Sunday, April 28, 2019
Hyatt Regency Inner Harbor
300 Light Street
Baltimore, MD 21201
Registration not required
As human milk science continues to reveal the nutritional needs of infants, evidence-based research is expanding our understanding of nutrition’s impact on physiological development. Targeted nutrition in infants is a rapidly evolving area of practical and clinical interest.
Breast milk contains an abundance of biologically active proteins and other nutrients that provide significant benefits to newborn and developing infants. For these infants, benefits include cognitive neurodevelopment, digestion and uptake of micro- and macro-nutrients, antimicrobial activity, development of the immune system, stimulation of gut microflora, and overall growth and development. While mother’s milk is the gold standard of nutrition for newborns, LBW and VLBW infants have nutritional requirements that exceed the nutrition provided in human milk, and infants who are not 100% breastfed also likely have a nutritional gap.

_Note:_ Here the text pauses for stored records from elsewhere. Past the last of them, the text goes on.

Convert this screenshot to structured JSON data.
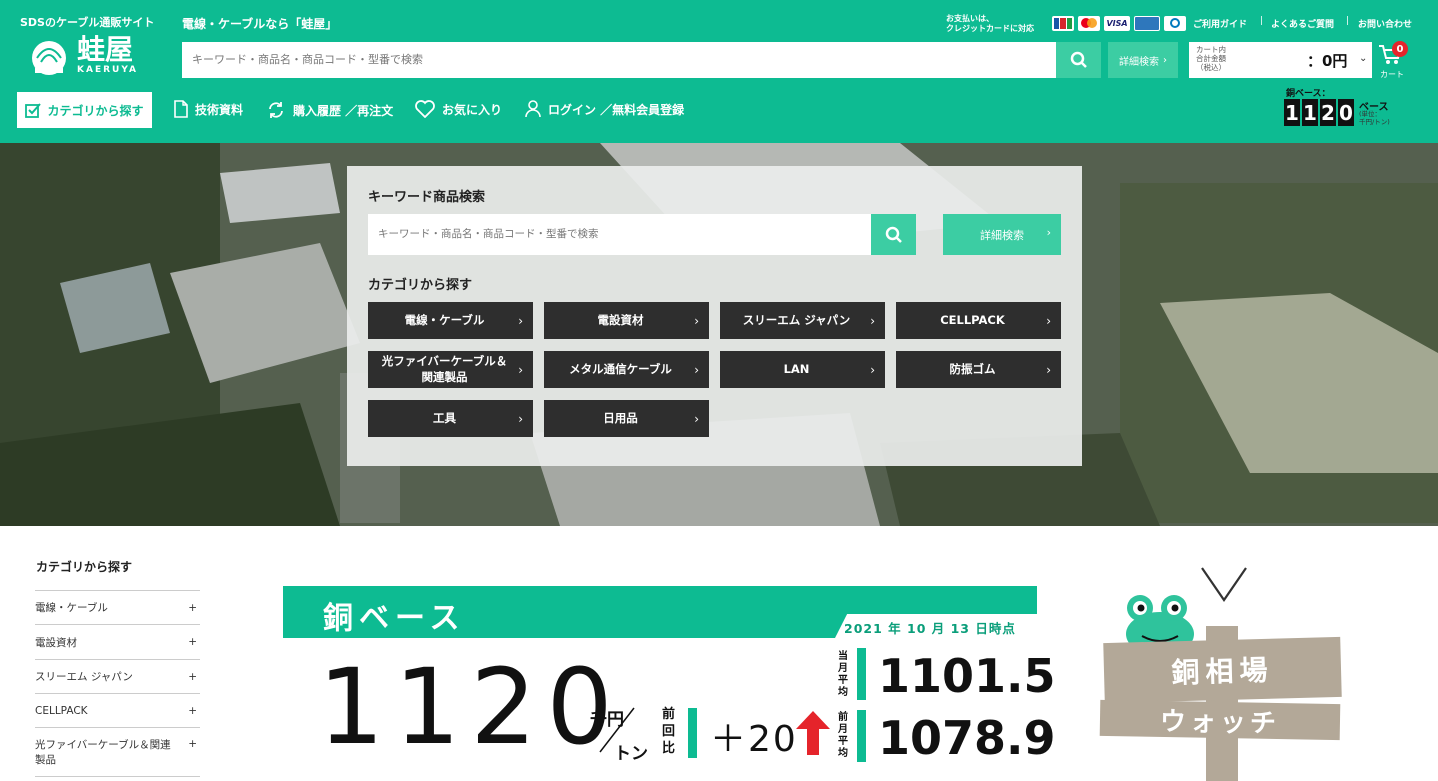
{
  "header": {
    "site_tagline": "SDSのケーブル通販サイト",
    "logo_text": "蛙屋",
    "logo_sub": "KAERUYA",
    "catchcopy": "電線・ケーブルなら「蛙屋」",
    "search_placeholder": "キーワード・商品名・商品コード・型番で検索",
    "detail_search_label": "詳細検索",
    "payment_note_1": "お支払いは、",
    "payment_note_2": "クレジットカードに対応",
    "card_brands": [
      "JCB",
      "MC",
      "VISA",
      "AMEX",
      "DC"
    ],
    "links": [
      "ご利用ガイド",
      "よくあるご質問",
      "お問い合わせ"
    ],
    "cart": {
      "label_1": "カート内",
      "label_2": "合計金額",
      "label_3": "（税込）",
      "amount": "：0円",
      "badge": "0",
      "cart_label": "カート"
    },
    "copper_mini": {
      "title": "銅ベース：",
      "digits": [
        "1",
        "1",
        "2",
        "0"
      ],
      "unit": "ベース",
      "unit_note_1": "(単位：",
      "unit_note_2": "千円/トン)"
    }
  },
  "nav": {
    "category_button": "カテゴリから探す",
    "items": [
      "技術資料",
      "購入履歴 ／再注文",
      "お気に入り",
      "ログイン ／無料会員登録"
    ]
  },
  "hero": {
    "search_title": "キーワード商品検索",
    "search_placeholder": "キーワード・商品名・商品コード・型番で検索",
    "detail_search_label": "詳細検索",
    "category_title": "カテゴリから探す",
    "categories": [
      "電線・ケーブル",
      "電設資材",
      "スリーエム ジャパン",
      "CELLPACK",
      "光ファイバーケーブル＆関連製品",
      "メタル通信ケーブル",
      "LAN",
      "防振ゴム",
      "工具",
      "日用品"
    ]
  },
  "sidebar": {
    "title": "カテゴリから探す",
    "items": [
      "電線・ケーブル",
      "電設資材",
      "スリーエム ジャパン",
      "CELLPACK",
      "光ファイバーケーブル＆関連製品"
    ],
    "plus": "+"
  },
  "copper": {
    "title": "銅ベース",
    "date": "2021 年 10 月 13 日時点",
    "value": "1120",
    "unit_top": "千円",
    "unit_bottom": "トン",
    "prev_label": "前回比",
    "change": "＋20",
    "month_avg_label": "当月平均",
    "month_avg": "1101.5",
    "prev_month_label": "前月平均",
    "prev_month": "1078.9"
  },
  "watch": {
    "line1": "銅相場",
    "line2": "ウォッチ"
  },
  "colors": {
    "brand": "#0dbb92",
    "dark_button": "#2e2e2e",
    "detail_button": "#3ccda3"
  }
}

An abundance of research is trying to close these gaps. Of particular interest to PAS attendees will be research into nutrition’s role in physiological development and the timing of nutrients according to the needs of the infant.
In this program, Michael K. Georgieff, MD, and Camilia R. Martin, MD, will discuss specific nutritional components of breast milk and their impact on a developing physiology; assess our current ability to determine, target, and adjust nutrition based on the needs of the infant; and discuss ways future research and technology may help clinicians quantitatively assess the adequacy of a nutritional plan that supports physiological development.